Can I find my Android phone without internet?

You can see the last known location without internet, but real-time location updates require the phone to be online. Google’s Find My Device network uses Bluetooth detection from nearby Android devices to update location for offline phones, but this only works if another Android 9+ device passes within range of your lost phone.

What permissions are needed for location?

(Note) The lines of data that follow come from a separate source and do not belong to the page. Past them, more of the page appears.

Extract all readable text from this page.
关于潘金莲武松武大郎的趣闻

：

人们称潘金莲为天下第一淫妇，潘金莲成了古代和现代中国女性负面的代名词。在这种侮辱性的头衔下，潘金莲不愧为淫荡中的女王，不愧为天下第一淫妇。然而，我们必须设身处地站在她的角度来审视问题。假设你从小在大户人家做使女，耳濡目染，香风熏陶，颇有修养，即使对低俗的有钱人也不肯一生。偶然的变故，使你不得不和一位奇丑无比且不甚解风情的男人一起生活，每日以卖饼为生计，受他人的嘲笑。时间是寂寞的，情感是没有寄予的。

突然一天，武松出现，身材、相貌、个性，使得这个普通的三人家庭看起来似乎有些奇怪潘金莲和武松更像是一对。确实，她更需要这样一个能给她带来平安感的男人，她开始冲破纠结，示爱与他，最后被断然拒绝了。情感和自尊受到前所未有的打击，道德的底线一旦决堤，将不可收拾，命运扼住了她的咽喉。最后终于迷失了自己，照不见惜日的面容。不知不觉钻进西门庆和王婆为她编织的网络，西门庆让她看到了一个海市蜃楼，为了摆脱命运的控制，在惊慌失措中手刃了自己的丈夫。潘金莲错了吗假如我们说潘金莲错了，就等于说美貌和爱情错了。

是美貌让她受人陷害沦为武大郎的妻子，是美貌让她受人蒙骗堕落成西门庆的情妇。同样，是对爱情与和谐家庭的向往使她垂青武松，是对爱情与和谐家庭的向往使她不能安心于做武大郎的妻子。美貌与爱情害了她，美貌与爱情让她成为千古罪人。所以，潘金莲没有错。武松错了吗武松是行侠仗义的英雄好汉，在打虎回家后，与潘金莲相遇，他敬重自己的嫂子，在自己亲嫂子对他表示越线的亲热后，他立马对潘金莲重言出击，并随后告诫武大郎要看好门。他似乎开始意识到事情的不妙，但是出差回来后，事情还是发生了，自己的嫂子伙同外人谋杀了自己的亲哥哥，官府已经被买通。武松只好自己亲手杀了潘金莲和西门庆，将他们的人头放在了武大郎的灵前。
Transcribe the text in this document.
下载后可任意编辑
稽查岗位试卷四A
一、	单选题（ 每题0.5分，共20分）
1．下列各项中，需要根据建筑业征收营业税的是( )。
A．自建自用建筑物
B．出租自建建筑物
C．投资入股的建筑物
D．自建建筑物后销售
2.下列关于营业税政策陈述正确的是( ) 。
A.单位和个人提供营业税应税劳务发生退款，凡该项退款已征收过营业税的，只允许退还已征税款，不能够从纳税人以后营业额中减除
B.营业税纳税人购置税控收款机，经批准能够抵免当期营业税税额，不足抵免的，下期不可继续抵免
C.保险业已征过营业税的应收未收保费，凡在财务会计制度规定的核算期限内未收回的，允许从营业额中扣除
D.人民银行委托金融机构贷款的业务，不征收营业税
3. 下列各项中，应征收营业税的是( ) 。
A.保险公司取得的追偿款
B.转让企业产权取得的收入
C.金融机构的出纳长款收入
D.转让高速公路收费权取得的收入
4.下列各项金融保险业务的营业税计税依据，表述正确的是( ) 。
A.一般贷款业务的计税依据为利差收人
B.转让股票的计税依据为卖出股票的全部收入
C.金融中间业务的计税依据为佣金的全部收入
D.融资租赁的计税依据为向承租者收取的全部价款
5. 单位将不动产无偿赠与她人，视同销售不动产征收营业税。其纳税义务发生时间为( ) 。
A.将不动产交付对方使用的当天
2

Find My Device requires location permissions to be enabled on the device itself. The app needs access to your phone’s location, and for the most accurate results, high-accuracy location mode (GPS plus Wi-Fi) should be on. If location is disabled globally or for the Find My Device app specifically, the service cannot locate the device.

Is Find My Device free?

Yes. Google’s Find Hub service is free for all Android devices. There is no subscription or one-time purchase required. The Family Link parental control app is also free for parents and guardians managing children’s accounts.

How to erase data remotely?

In Find Hub, select the device on the map and choose Erase device. Google warns that the phone must be online for the erase command to execute — if offline, the command waits in queue. Once erased, the device cannot be tracked or recovered through Find Hub. This action is permanent and cannot be undone.

Does it work on tablets?

Yes. Find Hub works on Android tablets including Samsung Galaxy tablets and Pixel Tablet, providing map location and Remote Lock just like on phones. The app requires Android 6 or later on tablets, and the same Google account sign-in applies.